Die erste Herausforderung: so hinsetzen, dass Dolmetscher Holger Ruppert sowohl die Reporterin als auch Werner Schmitt-Boerakker gut sehen kann – ein kleiner Vorgeschmack auf die Gemeinderatssitzungen, an denen der SPD-Kandidat vielleicht schon bald teilnehmen wird.

Der 56-jährige ist seit seiner Geburt gehörlos – er arbeitet als IT-Ingenieur und lebt mit seiner Frau und drei Kindern in Kaufering. Der dortige SPD-Vorsitzende Thomas Salzberger kennt Werner Schmitt-Boerakker schon seit Jahren – für ihn was es völlig normal, ihn auch für eine Kandidatur anzuwerben. An den ersten Infoständen allerdings, erinnert sich Salzberger, waren die Leute doch erst einmal ziemlich überrascht.

“Eigentlich haben viele zunächst nicht gewusst, wie sie damit umgehen sollen. Das war so der erste Eindruck. Aber man hat es ihnen erklärt, dann hat man auch ein bisschen was über die Person erzählt. Er hat ja auch Kinder, wie viele. Er hat einen tollen Job. Und dann haben die Leute ihn schon ganz anders gesehen, er hat ja keine Behinderung, die ihn beeinflusst im Leben, sondern er kann sich einfach nicht so artikulieren.”

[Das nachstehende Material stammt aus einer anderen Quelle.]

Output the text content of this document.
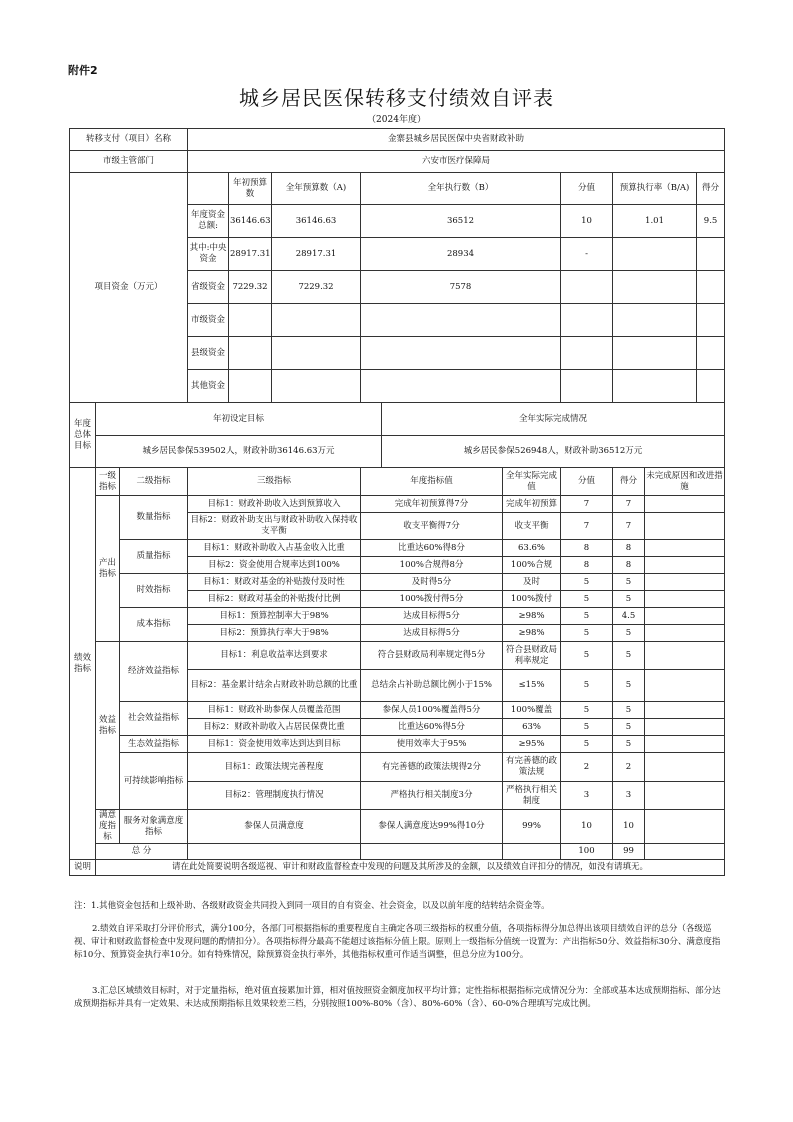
附件2
城乡居民医保转移支付绩效自评表
（2024年度）
转移支付（项目）名称			金寨县城乡居民医保中央省财政补助									
市级主管部门			六安市医疗保障局									
项目资金（万元）				年初预算数	全年预算数（A)	全年执行数（B）			分值	预算执行率（B/A)		得分
			年度资金总额:	36146.63	36146.63	36512			10	1.01		9.5
			其中:中央资金	28917.31	28917.31	28934			-			
			省级资金	7229.32	7229.32	7578						
			市级资金									
			县级资金									
			其他资金									
年度总体目标	年初设定目标						全年实际完成情况					
	城乡居民参保539502人，财政补助36146.63万元						城乡居民参保526948人，财政补助36512万元					
绩效指标	一级指标	二级指标	三级指标			年度指标值		全年实际完成值	分值	得分	未完成原因和改进措施	
	产出指标	数量指标	目标1：财政补助收入达到预算收入			完成年初预算得7分		完成年初预算	7	7		
			目标2：财政补助支出与财政补助收入保持收支平衡			收支平衡得7分		收支平衡	7	7		
		质量指标	目标1：财政补助收入占基金收入比重			比重达60%得8分		63.6%	8	8		
			目标2：资金使用合规率达到100%			100%合规得8分		100%合规	8	8		
		时效指标	目标1：财政对基金的补贴拨付及时性			及时得5分		及时	5	5		
			目标2：财政对基金的补贴拨付比例			100%拨付得5分		100%拨付	5	5		
		成本指标	目标1：预算控制率大于98%			达成目标得5分		≥98%	5	4.5		
			目标2：预算执行率大于98%			达成目标得5分		≥98%	5	5		
	效益指标	经济效益指标	目标1：利息收益率达到要求			符合县财政局利率规定得5分		符合县财政局利率规定	5	5		
			目标2：基金累计结余占财政补助总额的比重			总结余占补助总额比例小于15%		≤15%	5	5		
		社会效益指标	目标1：财政补助参保人员覆盖范围			参保人员100%覆盖得5分		100%覆盖	5	5		
			目标2：财政补助收入占居民保费比重			比重达60%得5分		63%	5	5		
		生态效益指标	目标1：资金使用效率达到达到目标			使用效率大于95%		≥95%	5	5		
		可持续影响指标	目标1：政策法规完善程度			有完善德的政策法规得2分		有完善德的政策法规	2	2		
			目标2：管理制度执行情况			严格执行相关制度3分		严格执行相关制度	3	3		
	满意度指标	服务对象满意度指标	参保人员满意度			参保人满意度达99%得10分		99%	10	10		
	总 分								100	99		
说明	请在此处简要说明各级巡视、审计和财政监督检查中发现的问题及其所涉及的金额，以及绩效自评扣分的情况，如没有请填无。											
注：1.其他资金包括和上级补助、各级财政资金共同投入到同一项目的自有资金、社会资金，以及以前年度的结转结余资金等。
2.绩效自评采取打分评价形式，满分100分，各部门可根据指标的重要程度自主确定各项三级指标的权重分值，各项指标得分加总得出该项目绩效自评的总分（各级巡视、审计和财政监督检查中发现问题的酌情扣分）。各项指标得分最高不能超过该指标分值上限。原则上一级指标分值统一设置为：产出指标50分、效益指标30分、满意度指标10分、预算资金执行率10分。如有特殊情况，除预算资金执行率外，其他指标权重可作适当调整，但总分应为100分。
3.汇总区域绩效目标时，对于定量指标，绝对值直接累加计算，相对值按照资金额度加权平均计算；定性指标根据指标完成情况分为：全部或基本达成预期指标、部分达成预期指标并具有一定效果、未达成预期指标且效果较差三档，分别按照100%-80%（含）、80%-60%（含）、60-0%合理填写完成比例。
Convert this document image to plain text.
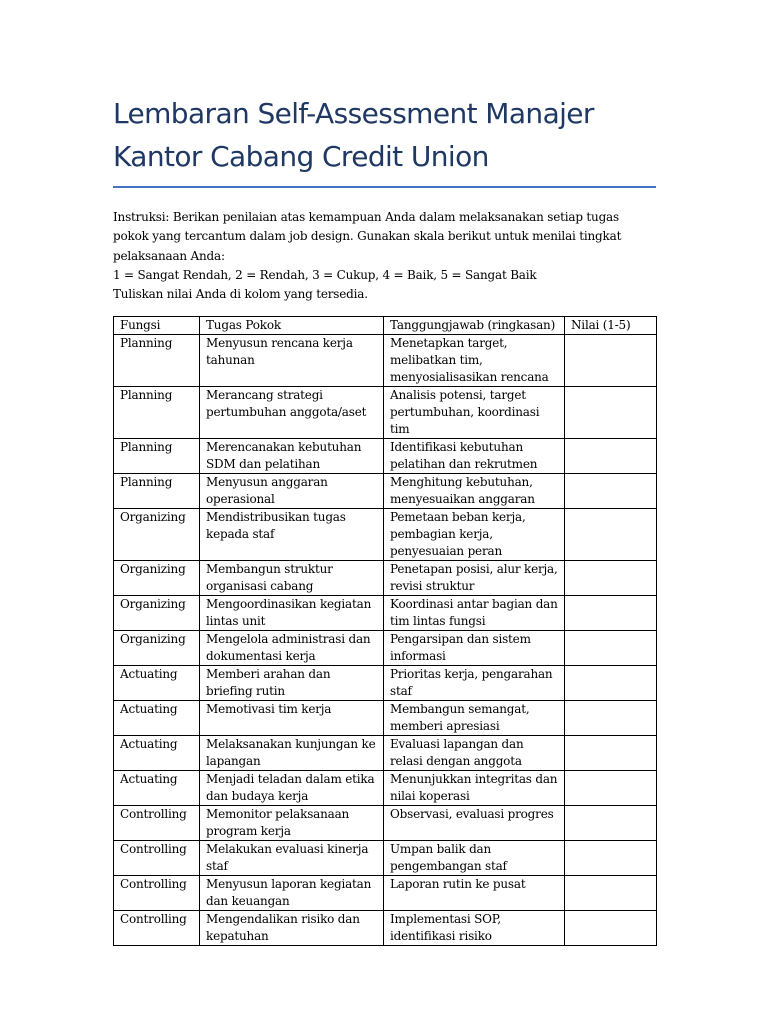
Lembaran Self-Assessment Manajer
Kantor Cabang Credit Union

Instruksi: Berikan penilaian atas kemampuan Anda dalam melaksanakan setiap tugas pokok yang tercantum dalam job design. Gunakan skala berikut untuk menilai tingkat pelaksanaan Anda:

1 = Sangat Rendah, 2 = Rendah, 3 = Cukup, 4 = Baik, 5 = Sangat Baik

Tuliskan nilai Anda di kolom yang tersedia.

Fungsi	Tugas Pokok	Tanggungjawab (ringkasan)	Nilai (1-5)
Planning	Menyusun rencana kerja tahunan	Menetapkan target, melibatkan tim, menyosialisasikan rencana	
Planning	Merancang strategi pertumbuhan anggota/aset	Analisis potensi, target pertumbuhan, koordinasi tim	
Planning	Merencanakan kebutuhan SDM dan pelatihan	Identifikasi kebutuhan pelatihan dan rekrutmen	
Planning	Menyusun anggaran operasional	Menghitung kebutuhan, menyesuaikan anggaran	
Organizing	Mendistribusikan tugas kepada staf	Pemetaan beban kerja, pembagian kerja, penyesuaian peran	
Organizing	Membangun struktur organisasi cabang	Penetapan posisi, alur kerja, revisi struktur	
Organizing	Mengoordinasikan kegiatan lintas unit	Koordinasi antar bagian dan tim lintas fungsi	
Organizing	Mengelola administrasi dan dokumentasi kerja	Pengarsipan dan sistem informasi	
Actuating	Memberi arahan dan briefing rutin	Prioritas kerja, pengarahan staf	
Actuating	Memotivasi tim kerja	Membangun semangat, memberi apresiasi	
Actuating	Melaksanakan kunjungan ke lapangan	Evaluasi lapangan dan relasi dengan anggota	
Actuating	Menjadi teladan dalam etika dan budaya kerja	Menunjukkan integritas dan nilai koperasi	
Controlling	Memonitor pelaksanaan program kerja	Observasi, evaluasi progres	
Controlling	Melakukan evaluasi kinerja staf	Umpan balik dan pengembangan staf	
Controlling	Menyusun laporan kegiatan dan keuangan	Laporan rutin ke pusat	
Controlling	Mengendalikan risiko dan kepatuhan	Implementasi SOP, identifikasi risiko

Thomas Salzberger, SPD-Chef in Kaufering




Werner Schmitt-Boerakker, Gebärdensprachdolmetscher Holger Ruppert

Zu sagen hat Werner Schmitt-Boerakker einiges – das zeigt das Feuerwerk an Gesten und Gesichtsausdrücken, denen die Reporterin zu folgen versucht. Gebärdensprachdolmetscher Holger Ruppert übersetzt, was sich der Gemeinderats- und Kreistagskandidat politisch so alles vorgenommen hat: Schuldenabbau, Sportförderung und natürlich – bessere Teilhabe von Menschen mit Behinderung.

“Es gibt derzeit keinen Behindertenbeauftragten in Kaufering, anderenorts schon öfter. Angesichts der hohen Einwohnerzahl sollte man das vielleicht anvisieren – das betrifft alle Behinderungsarten, aber auch Senioren, es betrifft Rollstuhlfahrer und Blinde.”

Werner Schmitt-Boerakker

Gehörlose in der Politik – das ist in Deutschland tatsächlich eine Seltenheit. Der Anteil Gehörloser in der Bevölkerung ist relativ gering, ein Promill, schätzt der Landesverband Bayern der Gehörlosen e.V. – im Bayern leben demnach rund 10.000 gehörlose Menschen.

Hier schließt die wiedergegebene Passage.